Greatbatch is primarily a producer and supplier of batteries, capacitors, and components used in implantable medical devices (IMDs). According to Thomas J. Hook, President & CEO, almost 95% of all active IMDs are developed with Greatbatch’s component products. This is encouraging news for the company as management believes that it is now capable of producing complete medical devices for Original Equipment Manufacturer (OEM) customers. 

Moreover, Greatbatch boasts a vast intellectual property (IP) portfolio of more than 1,000 patents. The IP along with better sales and marketing initiatives will allow the company to gain market share in the multi-billion dollar worth cardiac and neuromodulation, portable medical, vascular and orthopedics markets. Additionally, the company forged strategic long-term agreements with its OEM clients to secure healthy revenue growth.

Management also provided an update on its latest growth driver, the Algostim – a spinal cord stimulation (SCS) system – intended to cure chronic pain in the trunk and limbs. The innovative device has considerable scope to capture a significant share in the $1.4 billion SCS market. Greatbatch is planning to apply for Food and Drug Administration (FDA), Pre-Market Approval (PMA) and CE Mark approval for the device in the second half of the year. Currently, it is on the lookout for commercialization partners for the device.
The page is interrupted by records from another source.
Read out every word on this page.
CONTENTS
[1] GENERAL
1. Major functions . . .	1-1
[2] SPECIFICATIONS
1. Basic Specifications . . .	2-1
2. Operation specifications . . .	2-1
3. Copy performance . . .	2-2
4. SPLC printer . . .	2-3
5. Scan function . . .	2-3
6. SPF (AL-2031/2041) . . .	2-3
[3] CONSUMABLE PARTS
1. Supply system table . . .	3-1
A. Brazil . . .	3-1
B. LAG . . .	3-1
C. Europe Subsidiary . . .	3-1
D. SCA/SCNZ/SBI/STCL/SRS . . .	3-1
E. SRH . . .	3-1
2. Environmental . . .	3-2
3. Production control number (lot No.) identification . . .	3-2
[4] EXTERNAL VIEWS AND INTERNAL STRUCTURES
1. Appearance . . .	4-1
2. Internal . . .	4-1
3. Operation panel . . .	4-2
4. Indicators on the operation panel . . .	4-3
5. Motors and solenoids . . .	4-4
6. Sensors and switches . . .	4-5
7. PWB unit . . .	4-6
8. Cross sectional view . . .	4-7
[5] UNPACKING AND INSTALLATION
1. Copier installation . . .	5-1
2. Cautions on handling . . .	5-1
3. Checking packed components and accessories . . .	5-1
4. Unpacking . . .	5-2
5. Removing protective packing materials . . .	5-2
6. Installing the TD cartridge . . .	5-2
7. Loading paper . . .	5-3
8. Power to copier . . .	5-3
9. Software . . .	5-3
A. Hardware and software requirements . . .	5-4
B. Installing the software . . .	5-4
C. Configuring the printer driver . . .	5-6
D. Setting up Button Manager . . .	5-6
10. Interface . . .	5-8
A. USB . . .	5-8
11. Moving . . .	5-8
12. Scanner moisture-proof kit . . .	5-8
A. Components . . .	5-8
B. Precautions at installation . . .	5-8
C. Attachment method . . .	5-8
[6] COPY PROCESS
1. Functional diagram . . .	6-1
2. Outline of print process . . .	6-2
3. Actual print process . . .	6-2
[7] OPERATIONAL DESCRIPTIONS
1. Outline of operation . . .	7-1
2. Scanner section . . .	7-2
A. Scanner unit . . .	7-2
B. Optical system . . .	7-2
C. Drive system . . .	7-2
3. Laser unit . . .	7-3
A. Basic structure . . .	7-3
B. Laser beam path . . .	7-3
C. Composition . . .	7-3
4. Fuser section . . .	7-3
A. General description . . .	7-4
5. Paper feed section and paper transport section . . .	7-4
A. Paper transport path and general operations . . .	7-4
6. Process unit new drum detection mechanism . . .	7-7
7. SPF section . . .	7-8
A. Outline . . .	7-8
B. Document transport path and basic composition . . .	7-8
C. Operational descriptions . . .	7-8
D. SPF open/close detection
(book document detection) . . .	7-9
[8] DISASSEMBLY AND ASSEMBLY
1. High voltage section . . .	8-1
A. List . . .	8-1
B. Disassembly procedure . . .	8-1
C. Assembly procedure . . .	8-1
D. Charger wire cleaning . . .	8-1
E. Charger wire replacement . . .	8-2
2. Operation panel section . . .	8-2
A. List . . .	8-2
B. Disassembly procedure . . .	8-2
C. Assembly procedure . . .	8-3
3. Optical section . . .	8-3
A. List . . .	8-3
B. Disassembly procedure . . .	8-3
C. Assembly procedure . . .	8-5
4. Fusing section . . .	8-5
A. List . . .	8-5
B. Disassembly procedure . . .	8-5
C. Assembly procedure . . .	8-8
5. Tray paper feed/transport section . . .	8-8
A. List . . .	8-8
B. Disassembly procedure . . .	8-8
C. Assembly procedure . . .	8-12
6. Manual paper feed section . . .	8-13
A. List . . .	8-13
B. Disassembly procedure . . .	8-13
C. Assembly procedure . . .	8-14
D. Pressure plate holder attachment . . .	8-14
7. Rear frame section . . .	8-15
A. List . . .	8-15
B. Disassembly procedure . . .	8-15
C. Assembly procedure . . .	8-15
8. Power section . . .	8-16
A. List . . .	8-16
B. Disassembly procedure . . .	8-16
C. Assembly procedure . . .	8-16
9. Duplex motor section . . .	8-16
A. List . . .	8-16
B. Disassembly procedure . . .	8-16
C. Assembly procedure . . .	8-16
In addition, Greatbatch reiterated its 2013 guidance. It expects revenues for 2013 in the band of $660–$680 million, up 2%–5% year over year. Adjusted earnings per share are anticipated between $1.90 and $2.00 for the year, up 7%–13% from 2012.

The current Zacks Consensus Estimates for revenues and earnings per share for full year 2013 are $675 million and $1.97, respectively.

Our Take

We are encouraged by Greatbatch’s effort to transform into a full-fledged medical devices company. Its top customers include leading players such as Medtronic (MDT - Analyst Report) and St. Jude Medical (STJ - Analyst Report). The company’s pipeline and recent acquisitions should propel growth going forward.

However, issues in the Orthopedic business, a soft CRM market and pricing pressure remain headwinds for the company. Further, Greatbatch needs to enhance its operational efficiency to boost bottom line growth following the shut down of its Swiss facilities.

Greatbatch, Inc. currently retains a Zacks Rank #3 (Hold). While we remain on the sidelines for Greatbatch, semi-discretes company – Cree, Inc. (CREE - Snapshot Report) with a Zacks Rank #2 (Buy) warrants a look.